As with any surgery (or trauma to the body), recovery times can vary quite a bit from person to person. Those differences come about due to a surgeon’s expertise, the immune system’s response times (ie, how quickly your body heals) and your post-operative care; the ways you prepare for surgery also plays a big role. Taking everything into account, before the big day, your doctor will go over all the expected recovery times with you. Those dates will help you plan your post-surgery life accordingly and, more importantly, keep you motivated to stay on track. In this article, we’ll discuss all those key milestones, both for partial and total knee replacement.
Total Knee Replacement Recovery Schedule
Day 1: Post-surgery
You just came out of surgery and are laid up in bed…most likely in pain :(. The good news is, after day 1, your new knee should be able to support your entire body weight. Some will need the assist of a crutch or walker, just make sure you don’t push it too hard. If it feels weak, ask for assistance. Therapy-wise, you should be starting your exercises right around the first day (it’s important you do so to maximize your results).
Day 3-5: Discharge
For most, this is when you’ll be discharged from the hospital. As long as you can walk (with or without crutches or a frame) and your knee exhibits good mobility, you’re ready to head home. At this stage, it’s still a good idea to have a friend or family member at home with you whenever possible…if you have an accident and/or fall, your knee’s still too fragile to perform heavy, controlled movements (like lifting your body off the floor).
Day 6-10: Stitchless
Provided you kept your sutures clean and there doesn’t appear to be an infection, you’ll probably get your stitches out a little after a week out. Enjoy the freedom!
Weeks 2-4: Major Healing
By now, the swelling, pain and inflammation in your knee should be MUCH better. Ice is still quite beneficial at this juncture, both to manage lingering pain and to speed up the healing process. During these few weeks, your knee will make major cellular and physiological strides. After 4 weeks, some folks actually start driving again, but take that slow…especially if you have manual transmission. If you feel ANY pain while braking or hitting the gas (other than the usual road rage :), give it another week or so.
Months 2-3: Mobility
As you know, therapy and rehab are KEY to a successful outcome. I highly recommend you don’t miss even one session – if your insurance covers it (almost all do), schedule all your appointments with a qualified therapist at their office. That’ll force you to get out of the house and stay on track.
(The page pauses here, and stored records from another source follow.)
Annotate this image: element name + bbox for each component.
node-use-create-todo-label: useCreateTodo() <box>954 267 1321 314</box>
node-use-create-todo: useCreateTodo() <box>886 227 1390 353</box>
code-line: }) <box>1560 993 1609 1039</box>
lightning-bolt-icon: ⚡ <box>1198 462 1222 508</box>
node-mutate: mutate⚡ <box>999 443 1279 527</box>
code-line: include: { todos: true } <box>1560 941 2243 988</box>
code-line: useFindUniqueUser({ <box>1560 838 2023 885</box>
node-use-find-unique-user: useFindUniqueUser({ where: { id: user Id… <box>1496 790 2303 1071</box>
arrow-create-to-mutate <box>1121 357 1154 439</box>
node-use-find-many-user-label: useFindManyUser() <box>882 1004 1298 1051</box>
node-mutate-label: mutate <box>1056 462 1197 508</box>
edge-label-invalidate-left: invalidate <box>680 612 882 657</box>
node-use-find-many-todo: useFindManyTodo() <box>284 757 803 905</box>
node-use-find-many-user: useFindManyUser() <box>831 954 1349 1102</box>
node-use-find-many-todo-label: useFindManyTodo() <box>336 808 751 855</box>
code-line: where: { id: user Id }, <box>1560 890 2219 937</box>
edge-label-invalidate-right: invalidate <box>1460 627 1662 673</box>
Even though your knee may feel a ton better, don’t over-extend it (literally). No squating or kneeling unless authorized by your therapist.
Months 4+: Back2Life
After 3 months, it’s time to start trying out some of your favorite activities (that’s why you got knee replacement in the first place right?!). Non-contact exercises such as swimming are typically just fine starting month 2-3, but always check with your doctor. With any activity or sport that requires heavy pivoting (tennis, softball, etc.), tread lightly. If you’re itching to get back into contact sports (basketball, football, etc), just know you’re taking a risk. Some doctors will prohibit you from them altogether, others will put it in your hands (I have buddy who got back into hockey 7 months after TKR). At the end of the day, it’s YOUR knee, so figure out how much risk you’re willing to assume for the joy of playing that sport just a few more times.
Partial Knee Replacement Recovery Schedule
As you know, the upside of partial replacement vs total is the much quicker road to recovery. Given that PKR recovery involves much the same steps as TKR above (just more condensed), here’s a handy table comparing each of the major phases:
|Phase||Recovery times post-surgery|
|Total Replacement||Partial Replacement|
|Stitchless||Day 6-10||Day 3-6|
|Major Healing||Weeks 2-4||Weeks 1-3|
|Mobility||Months 2-3||Months 1-2|
|Back2Life||Months 4+||Month 3+|
Partial knee replacement implants tend to have a slightly longer lifespan than total (less moving parts), so if arthritis hasn’t set in on both sides, ask your doctor if you’re a candidate for PKR first. If you end up getting PKR and it gives you a good 10+ years of unrestricted motion, consider that a major win. If/when its parts slowly degrade or arthritis takes hold on the other side of your knee, it’ll be time to discuss total replacement.
Whichever route you take, make sure you closely monitor your progress at each stage. Don’t forget, the recovery times above (and those your DR give you) are averages. Bottom line, if you’re not getting considerably better as the weeks go by, let your doctor or therapist know. Proper therapy (and attitude!) are critical to a successful outcome, both short and long-term. Just plan ahead and commit and you’ll be there in no time – happy healing!